You and I are going to have a friendly argument. I am bold to say that Christianity is inescapably valid. For you and for me. Not that I wish it to be so, or that I think it is so, but that I know it is so. I know it from these five proofs and from personal experience--a sixth proof, a personal one, and so not immediately relevant to you.
The five basic things I want to tell you about are completely accessible and relevant to you. Do with these five things what you want. The five proofs will come in an order, because prose is linear, but the order means nothing. There is no ranking.
Opinions are the product of intelligence guided by reality. These five proofs are grounded in my experiences, and are consonant with reality as I know it at age seventy-three.

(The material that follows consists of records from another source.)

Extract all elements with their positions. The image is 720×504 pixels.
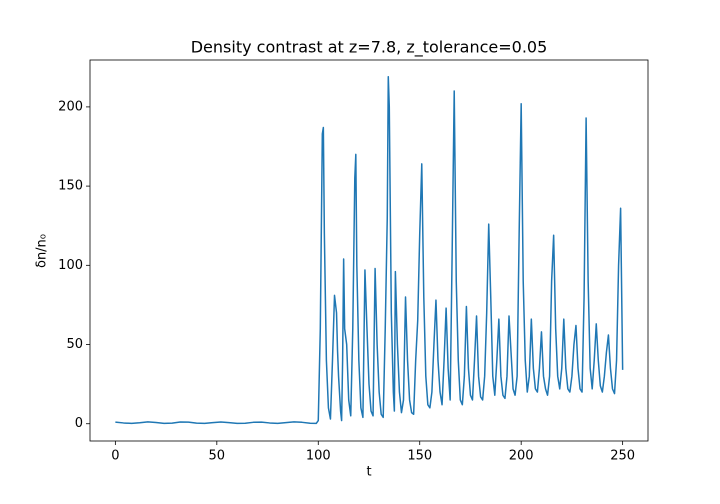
chart-title: Density contrast at z=7.8, z_tolerance=0… (191, 38, 548, 58)
axes-frame (89, 59, 649, 442)
x-axis-label: t (366, 465, 371, 480)
y-tick-label: 200 (58, 99, 83, 114)
data-line (115, 76, 624, 425)
x-tick-label: 150 (407, 449, 432, 464)
y-axis-label: δn/n₀ (35, 234, 50, 268)
x-tick-label: 200 (509, 449, 534, 464)
y-tick-label: 50 (66, 337, 83, 352)
x-tick-label: 0 (111, 449, 119, 464)
x-tick-label: 250 (610, 449, 635, 464)
y-tick-label: 150 (58, 179, 83, 194)
y-tick-label: 0 (75, 416, 83, 431)
y-tick-label: 100 (58, 258, 83, 273)
x-tick-label: 50 (209, 449, 226, 464)
x-tick-label: 100 (306, 449, 331, 464)
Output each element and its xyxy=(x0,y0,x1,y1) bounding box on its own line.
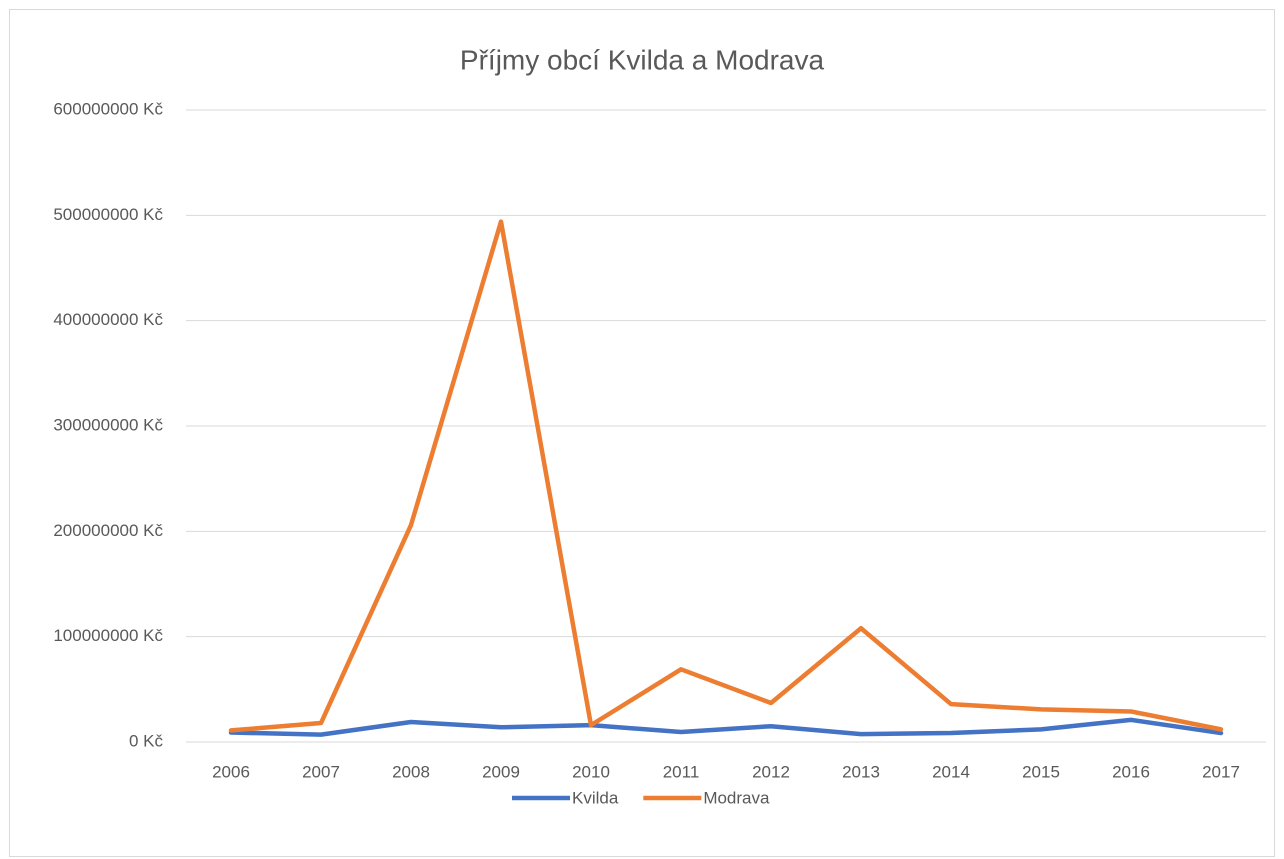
x-tick-label: 2008 xyxy=(392,762,430,781)
x-tick-label: 2007 xyxy=(302,762,340,781)
legend-label: Kvilda xyxy=(572,788,619,807)
x-tick-label: 2015 xyxy=(1022,762,1060,781)
x-tick-label: 2016 xyxy=(1112,762,1150,781)
y-tick-label: 200000000 Kč xyxy=(53,521,163,540)
y-tick-label: 0 Kč xyxy=(129,731,164,750)
chart-border xyxy=(9,9,1275,857)
series-line xyxy=(228,219,1224,733)
x-tick-label: 2010 xyxy=(572,762,610,781)
x-tick-label: 2012 xyxy=(752,762,790,781)
x-tick-label: 2011 xyxy=(663,762,700,781)
y-tick-label: 500000000 Kč xyxy=(53,205,163,224)
x-tick-label: 2009 xyxy=(482,762,520,781)
series-line xyxy=(228,717,1224,737)
y-tick-label: 400000000 Kč xyxy=(53,310,163,329)
x-tick-label: 2017 xyxy=(1202,762,1240,781)
chart-title: Příjmy obcí Kvilda a Modrava xyxy=(460,44,825,75)
legend-label: Modrava xyxy=(703,788,770,807)
y-tick-label: 100000000 Kč xyxy=(53,626,163,645)
y-tick-label: 600000000 Kč xyxy=(53,99,163,118)
x-tick-label: 2013 xyxy=(842,762,880,781)
y-tick-label: 300000000 Kč xyxy=(53,415,163,434)
x-tick-label: 2006 xyxy=(212,762,250,781)
x-tick-label: 2014 xyxy=(932,762,970,781)
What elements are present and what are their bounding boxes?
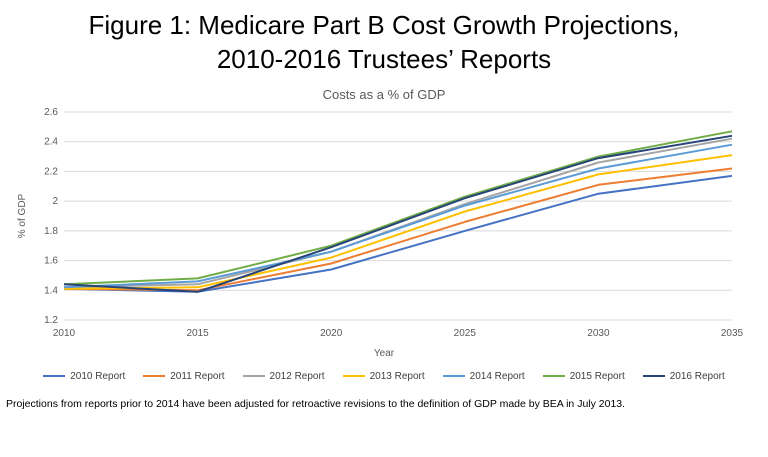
legend-marker-line [542, 375, 565, 378]
plot-area-wrap: 1.2 1.4 1.6 1.8 2 2.2 2.4 2.6 2010 2015 2020 2025 20… [14, 104, 754, 354]
legend-label: 2010 Report [70, 370, 126, 382]
x-tick-label: 2030 [587, 328, 610, 339]
series-line [63, 134, 733, 293]
figure-title-line-1: Figure 1: Medicare Part B Cost Growth Pr… [88, 10, 680, 40]
legend-marker-line [642, 375, 665, 378]
y-tick-label: 2 [52, 196, 58, 207]
legend-label: 2012 Report [269, 370, 325, 382]
legend-label: 2014 Report [469, 370, 525, 382]
legend-item: 2011 Report [143, 370, 225, 382]
legend-label: 2016 Report [669, 370, 725, 382]
y-tick-label: 1.6 [44, 255, 58, 266]
series-line [63, 137, 733, 288]
series-line [63, 153, 733, 290]
legend-item: 2016 Report [642, 370, 725, 382]
chart-legend: 2010 Report 2011 Report 2012 Report 2013 Re… [0, 371, 768, 382]
figure-footnote: Projections from reports prior to 2014 h… [6, 397, 626, 410]
y-axis-title: % of GDP [17, 193, 28, 238]
chart-subtitle: Costs as a % of GDP [322, 86, 446, 102]
x-tick-label: 2020 [320, 328, 343, 339]
legend-item: 2014 Report [442, 370, 525, 382]
legend-item: 2013 Report [342, 370, 425, 382]
legend-label: 2013 Report [369, 370, 425, 382]
legend-item: 2010 Report [43, 371, 125, 382]
chart-svg: 1.2 1.4 1.6 1.8 2 2.2 2.4 2.6 2010 2015 2020 2025 20… [17, 107, 744, 339]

This is a topic which can put you off. I accept that and undertake it anyway. It is for my good to set these critical matters out plainly, and for your good, whether you agree with me or not. At the very least, you will have some things for future contemplation. Perhaps I will plant a seed in your garden.
The way I will handle the topic can be off-putting as well, because I will not be pious and polite. I may offend you by being jocular, colloquial, even crude about a matter so important. I figure you’ve heard enough radio preachers. This is the straight skinny. I hope to change those of you living without faith to an enthusiastic adoption of Christianity.
In 1984 I went to Reno for four weeks alone, a student at the National Judicial College, the place where baby state judges go to learn the trade. It seemed to me a good time for solitary reading, contemplation, a time to figure out where I stood with Christianity. So I read the three synoptic gospels, Matthew, Mark, and Luke, which are the story of the life of Christ, and then the gospel of John. It was my goal to figure out what was going on with this guy Jesus.
I had been raised in the church, sort of. Like the Geico Insurance commercial says: “If you're in the Bible Belt, it's what you do.” But I got little out of it--some aphorisms, some Bible stories, exhortations to do better, mostly a whole lot of noise. Until college my church attendance was putting on a shirt and tie and trying to think the ninety minutes meant something.